Gotta love the altitude attitude. So Colorado mountains. If you're so uptight that this wishy-washiness bothers you, you probably shouldn't be here, anyway. Someday we'll get to go in and sample the Grumpy Pants product.
Maybe. If they're ever really open.
(I'd love to have a six pack of their label just to pull out in a grump emergency...)
So, to end the Dan and Lisa (Three-Months-Late-Anniversary) Excursion, we ran an errand over at the Church Friday morning, then had lunch at a Chinese restaurant. Then we went home, hugged and kissed all the children, and oohed and ahed at how clean the house was and what good children they had been for Dominic and Michelle. Then Dan checked his e-mail and I packed my bags and drove the six hour commute over the mountains to Denver... More on that later. If you got this far into my memoirs...
((y-a-w-n))
I know. I know. Once I get through recounting my five-day-marathon, maybe It'll get more interesting around here. I've been thinking a lot about a lot of things -- really!
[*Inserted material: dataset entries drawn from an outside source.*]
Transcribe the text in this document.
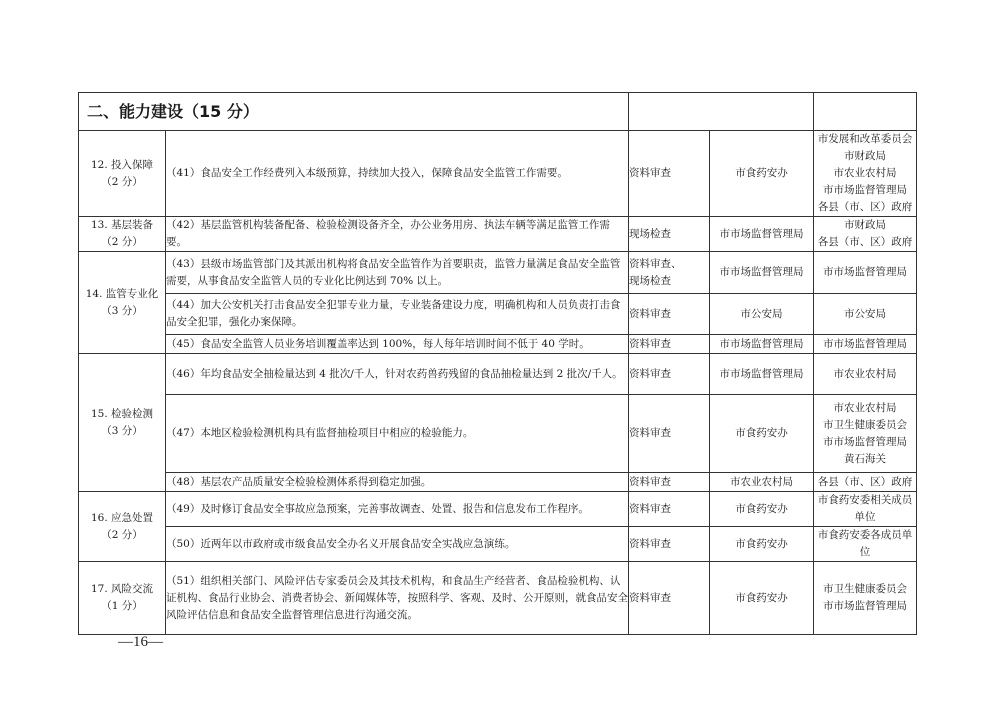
二、能力建设（15 分）				

12. 投入保障
（2 分）	（41）食品安全工作经费列入本级预算，持续加大投入，保障食品安全监管工作需要。	资料审查	市食药安办	市发展和改革委员会
市财政局
市农业农村局
市市场监督管理局
各县（市、区）政府

13. 基层装备
（2 分）	（42）基层监管机构装备配备、检验检测设备齐全，办公业务用房、执法车辆等满足监管工作需要。	现场检查	市市场监督管理局	市财政局
各县（市、区）政府

14. 监管专业化
（3 分）	（43）县级市场监管部门及其派出机构将食品安全监管作为首要职责，监管力量满足食品安全监管需要，从事食品安全监管人员的专业化比例达到 70% 以上。	资料审查、
现场检查	市市场监督管理局	市市场监督管理局

	（44）加大公安机关打击食品安全犯罪专业力量，专业装备建设力度，明确机构和人员负责打击食品安全犯罪，强化办案保障。	资料审查	市公安局	市公安局

	（45）食品安全监管人员业务培训覆盖率达到 100%，每人每年培训时间不低于 40 学时。	资料审查	市市场监督管理局	市市场监督管理局

15. 检验检测
（3 分）	（46）年均食品安全抽检量达到 4 批次/千人，针对农药兽药残留的食品抽检量达到 2 批次/千人。	资料审查	市市场监督管理局	市农业农村局

	（47）本地区检验检测机构具有监督抽检项目中相应的检验能力。	资料审查	市食药安办	市农业农村局
市卫生健康委员会
市市场监督管理局
黄石海关

	（48）基层农产品质量安全检验检测体系得到稳定加强。	资料审查	市农业农村局	各县（市、区）政府

16. 应急处置
（2 分）	（49）及时修订食品安全事故应急预案，完善事故调查、处置、报告和信息发布工作程序。	资料审查	市食药安办	市食药安委相关成员单位

	（50）近两年以市政府或市级食品安全办名义开展食品安全实战应急演练。	资料审查	市食药安办	市食药安委各成员单位

17. 风险交流
（1 分）	（51）组织相关部门、风险评估专家委员会及其技术机构，和食品生产经营者、食品检验机构、认证机构、食品行业协会、消费者协会、新闻媒体等，按照科学、客观、及时、公开原则，就食品安全风险评估信息和食品安全监督管理信息进行沟通交流。	资料审查	市食药安办	市卫生健康委员会
市市场监督管理局
—16—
Like: how I'm going to answer the
devotional meme that
Cathy tagged me for.........the calendar of the saints as it relates to art history and crafting........the relative expense of juice boxes........ what haircut I would recommend for Nicholas Cage should I bump into him on the street.......... creative solutions for name-calling preschoolers......... and how I should change my hair and wardrobe when I become a granny this December... Really cool and exciting stuff like that.